I would note that Mozart might be right about the median price increasing by 18% by next year because I believe the mid- and high-priced folks will start lowering prices next year. If more mid- and high- priced houses sell, the median can increase, even if housing prices overall are falling, just because of the metric of choice.
Chuck, I agree interest rates matter, but you still have to make payments on the house. See my 3 links post, when it gets moderated and put up. And be careful with your $100k bet with Mozart, if JtR’s trustee vid is any indicator ( http://bubbleinfo.s020.wptstaging.space/2009/06/trustee-sale-competition ), he can make that much on a single house flip to take you up on your bet and have money left over.
I’ll take the red pill please.
I hope none of my investments are in any way influenced by IHS Global Insight.

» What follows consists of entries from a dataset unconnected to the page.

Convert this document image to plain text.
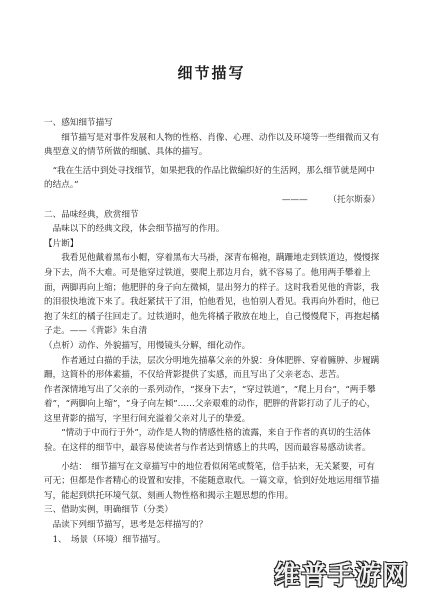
细节描写

一、感知细节描写

细节描写是对事件发展和人物的性格、肖像、心理、动作以及环境等一些细微而又有典型意义的情节所做的细腻、具体的描写。

“我在生活中到处寻找细节，如果把我的作品比做编织好的生活网，那么细节就是网中的结点。”

——— （托尔斯泰）

二、品味经典，欣赏细节

品味以下的经典文段，体会细节描写的作用。

【片断】

我看见他戴着黑布小帽，穿着黑布大马褂，深青布棉袍，蹒跚地走到铁道边，慢慢探身下去，尚不大难。可是他穿过铁道，要爬上那边月台，就不容易了。他用两手攀着上面，两脚再向上缩；他肥胖的身子向左微倾，显出努力的样子。这时我看见他的背影，我的泪很快地流下来了。我赶紧拭干了泪，怕他看见，也怕别人看见。我再向外看时，他已抱了朱红的橘子往回走了。过铁道时，他先将橘子散放在地上，自己慢慢爬下，再抱起橘子走。——《背影》朱自清

（点析）动作、外貌描写，用慢镜头分解，细化动作。

作者通过白描的手法，层次分明地先描摹父亲的外貌：身体肥胖、穿着臃肿、步履蹒跚，这简朴的形体素描，不仅给背影提供了实感，而且写出了父亲老态、悲苦。

作者深情地写出了父亲的一系列动作，“探身下去”，“穿过铁道”，“爬上月台”，“两手攀着”，“两脚向上缩”，“身子向左倾”……父亲艰难的动作，肥胖的背影打动了儿子的心，这里背影的描写，字里行间充溢着父亲对儿子的挚爱。

“情动于中而行于外”，动作是人物的情感性格的流露，来自于作者的真切的生活体验。在这样的细节中，最容易使读者与作者达到情感上的共鸣，因而最容易感动读者。

小结：　细节描写在文章描写中的地位看似闲笔或赘笔，信手拈来，无关紧要，可有可无；但都是作者精心的设置和安排，不能随意取代。一篇文章，恰到好处地运用细节描写，能起到烘托环境气氛、刻画人物性格和揭示主题思想的作用。

三、借助实例，明确细节（分类）

品读下列细节描写，思考是怎样描写的？

1、　场景（环境）细节描写。

维普手游网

By their methodology GOOG should be at least $2k by now.
1. Pick a random starting year and plot points
2. Draw a line through said points
3. Profit
Bam is right, what about that 3% tax Hawaii charges on non-resident land sale. Had some crappy lots on the big Island which more than doubled and also sold in 2005. I can now buy it back for a 70% off sell.
Houses will continue to decline for at least 5 more years. I bought a beautiful lake front house in LA County in 1989 only to see it drop in value by 30% by 1999. Sold in 2007, value had tripled from 1999.
It takes years for bubble values to drop back down to normal levels.
I sure like to know what Mozart is smoking!
Well, I have to say the Mozart Data is compelling. So are the charts on Piggington Osidebuyer referenced. Other circumstances lead me to believe we haven’t hit bottom, but 35 years of historical data can’t completely be ignored.
I also think the $600k+ market has more coming to it. There’s too many delusional sellers out there. Del Mar is a joke.
Let’s not discourage all the buyers out there. After we need them to make the jump to prolong the down turn. And longer the down turn, the lower the bottom of housing will be. When everyone thinks that buying a house is a financial suicide, that’s when we (people with money and good credit and foresight to see the trend) can really make a killing.
So for all those would be buyers out there, this may indeed be the bottom. Please buy, buy, buy!!!
Was that Mozart that outbid us today at the Trustee Sale–I have never yet to have a successful bid!!! Nothing ventured, nothing gained!
The problem Mozart has is that he’s thinking this is a temporary dip, whereas the last decade was actually a temporary high. We’ve not gotten back *down* to normal yet.